Having trouble falling asleep? Draw the curtains, turn on a fan or some gentle music, and close your eyes. Even if you don’t fall asleep, taking time to relax can be all you need to help alleviate that stress! 

Girl wearing headphones looking out window.
Bundle something on your “To Do” list with something you enjoy doing!


Think of a mindless task that you need to do and don’t necessarily look forward to–cooking, cleaning, laundry, exercise–and then link it with an activity you enjoy, such as listening to a podcast or watching your favorite TV show. Cooking dinner flies by when you’re absorbed in a good audiobook, and laundry becomes enjoyable when you link it to watching your favorite sitcom! 

The benefits of a regular yoga practice are backed by science.


Yoga has a plethora of benefits–restoring range of motion, lengthening the tissues of the body, tapping into the parasympathetic system–and gentle and restorative yoga practice force us to slow down and give us the opportunity to turn inward. 

Yoga is a chance to meditate while simultaneously moving and stretching the body to help let go of physical tension. American Osteopathic Association cites the benefits of a regular yoga practice for both body and mind: increased flexibility, strength, and tone; improved respiration, energy, and vitality; improved cardiac and circulatory health; and protection from injury. 

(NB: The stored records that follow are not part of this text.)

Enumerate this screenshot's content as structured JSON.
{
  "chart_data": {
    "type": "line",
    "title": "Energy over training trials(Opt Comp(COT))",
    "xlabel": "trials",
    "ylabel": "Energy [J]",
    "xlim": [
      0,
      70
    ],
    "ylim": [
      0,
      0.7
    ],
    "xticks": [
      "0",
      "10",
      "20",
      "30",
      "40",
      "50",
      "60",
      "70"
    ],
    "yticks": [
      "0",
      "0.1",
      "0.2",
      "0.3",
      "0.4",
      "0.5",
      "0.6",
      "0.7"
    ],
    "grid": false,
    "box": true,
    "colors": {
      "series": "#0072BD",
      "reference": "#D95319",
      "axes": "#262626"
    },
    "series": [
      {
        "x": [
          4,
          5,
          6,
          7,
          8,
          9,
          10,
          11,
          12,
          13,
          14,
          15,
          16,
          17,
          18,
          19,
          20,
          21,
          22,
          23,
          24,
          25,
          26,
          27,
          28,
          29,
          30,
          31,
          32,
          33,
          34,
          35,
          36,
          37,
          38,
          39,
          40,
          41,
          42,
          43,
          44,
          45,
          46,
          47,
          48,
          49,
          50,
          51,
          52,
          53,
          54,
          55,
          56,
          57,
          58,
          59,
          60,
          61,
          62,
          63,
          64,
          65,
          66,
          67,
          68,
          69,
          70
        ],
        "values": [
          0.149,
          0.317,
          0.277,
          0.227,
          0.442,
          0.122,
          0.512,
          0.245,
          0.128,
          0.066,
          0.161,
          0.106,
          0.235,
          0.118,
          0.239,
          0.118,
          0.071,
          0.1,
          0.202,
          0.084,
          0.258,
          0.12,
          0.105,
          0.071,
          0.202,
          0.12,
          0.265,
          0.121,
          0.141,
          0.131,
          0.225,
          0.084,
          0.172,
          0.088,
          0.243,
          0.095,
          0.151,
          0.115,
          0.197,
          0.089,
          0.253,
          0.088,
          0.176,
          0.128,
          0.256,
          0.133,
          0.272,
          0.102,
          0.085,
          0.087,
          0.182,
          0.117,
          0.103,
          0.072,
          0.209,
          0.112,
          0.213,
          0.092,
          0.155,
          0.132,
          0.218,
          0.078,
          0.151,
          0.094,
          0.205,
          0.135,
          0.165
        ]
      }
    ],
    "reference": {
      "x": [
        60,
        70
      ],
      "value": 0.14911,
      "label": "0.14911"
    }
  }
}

Many local yoga studios are now offering virtual yoga passes to “attend” class via Zoom. Need more flexibility in timing or don’t want to spend the money? YouTube has a variety of yoga classes from seasoned yoga instructors, including Toledo area yoga teacher Erin Marsh.  

Find a virtual yoga class or watch one for free on YouTube.

Next time you’re feeling anxious or stressed, try out one of these simple self-care practices. Not only are we addressing our physical and/or emotional needs with these calming practices, but we model the importance of overall wellbeing to our children.